I rapporti tra l’intelligence vicina a Gelli e gli Usa passavano anche attraverso gli “agenti di influenza”, colonne portanti della guerra psicologica e di informazione. Uno di questi, secondo la testimonianza dell’ex Sismi, era Michael Ledeen, storico statunitense a lungo consulente dei servizi militari italiani: “In occasione dell’operazione ‘terrore sui treni’ (l’attività di depistaggio sulla strage di Bologna, ndr) vidi scendere dall’aereo dei servizi Francesco Pazienza, Santovito (ufficiale piduista ai vertici del Sismi fino al 1981, ndr) e Michael Ledeen (…) erano stati negli Usa”. Secondo la testimonianza in mano avevano “le stesse riviste trovate all’interno della famosa valigia del treno Taranto-Milano del 13 gennaio 1981, su cui fu compiuto il depistaggio”. L’episodio portò alla condanna di Gelli, Pazienza e Belmonte.

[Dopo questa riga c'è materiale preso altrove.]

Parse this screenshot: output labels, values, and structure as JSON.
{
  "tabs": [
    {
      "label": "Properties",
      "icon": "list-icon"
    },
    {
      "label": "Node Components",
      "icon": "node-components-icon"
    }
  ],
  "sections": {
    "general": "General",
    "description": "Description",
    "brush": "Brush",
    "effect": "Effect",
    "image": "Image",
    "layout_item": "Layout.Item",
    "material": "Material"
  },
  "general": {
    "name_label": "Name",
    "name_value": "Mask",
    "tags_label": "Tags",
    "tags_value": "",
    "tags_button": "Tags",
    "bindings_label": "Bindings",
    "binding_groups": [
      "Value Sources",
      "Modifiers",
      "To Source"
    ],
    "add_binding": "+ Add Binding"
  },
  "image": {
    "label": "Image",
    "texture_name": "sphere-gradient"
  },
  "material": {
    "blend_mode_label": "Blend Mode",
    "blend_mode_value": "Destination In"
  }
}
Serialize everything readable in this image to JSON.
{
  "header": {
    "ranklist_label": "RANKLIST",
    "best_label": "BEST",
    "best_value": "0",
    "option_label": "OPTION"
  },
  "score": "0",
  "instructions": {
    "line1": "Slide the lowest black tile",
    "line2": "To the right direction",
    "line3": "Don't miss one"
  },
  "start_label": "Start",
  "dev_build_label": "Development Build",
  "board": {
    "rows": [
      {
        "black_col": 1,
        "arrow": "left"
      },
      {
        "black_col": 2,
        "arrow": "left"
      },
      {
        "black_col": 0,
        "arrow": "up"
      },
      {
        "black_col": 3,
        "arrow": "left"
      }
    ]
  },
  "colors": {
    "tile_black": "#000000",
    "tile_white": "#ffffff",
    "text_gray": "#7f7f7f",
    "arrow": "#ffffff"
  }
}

Lo storico statunitense non era l’unico collegamento con il mondo Usa in contatto con il Sismi nei primi anni 80, quando il servizio militare era controllato dalla P2: “Ho visto spesso ai servizi un altro ‘agente di influenza’ – racconta l’ex ufficiale – che era Edward Luttwach”. Secondo la testimonianza l’economista Usa (esponente dell’ala repubblicana più oltranzista) avrebbe diretto, su invito di Santovito, una “esercitazione informativa, che durò una mattinata e fu una ‘banalità’”, ricevendo un compenso di 150 milioni di lire. Erano i primissimi anni 80, l’epoca dei servizi piduisti.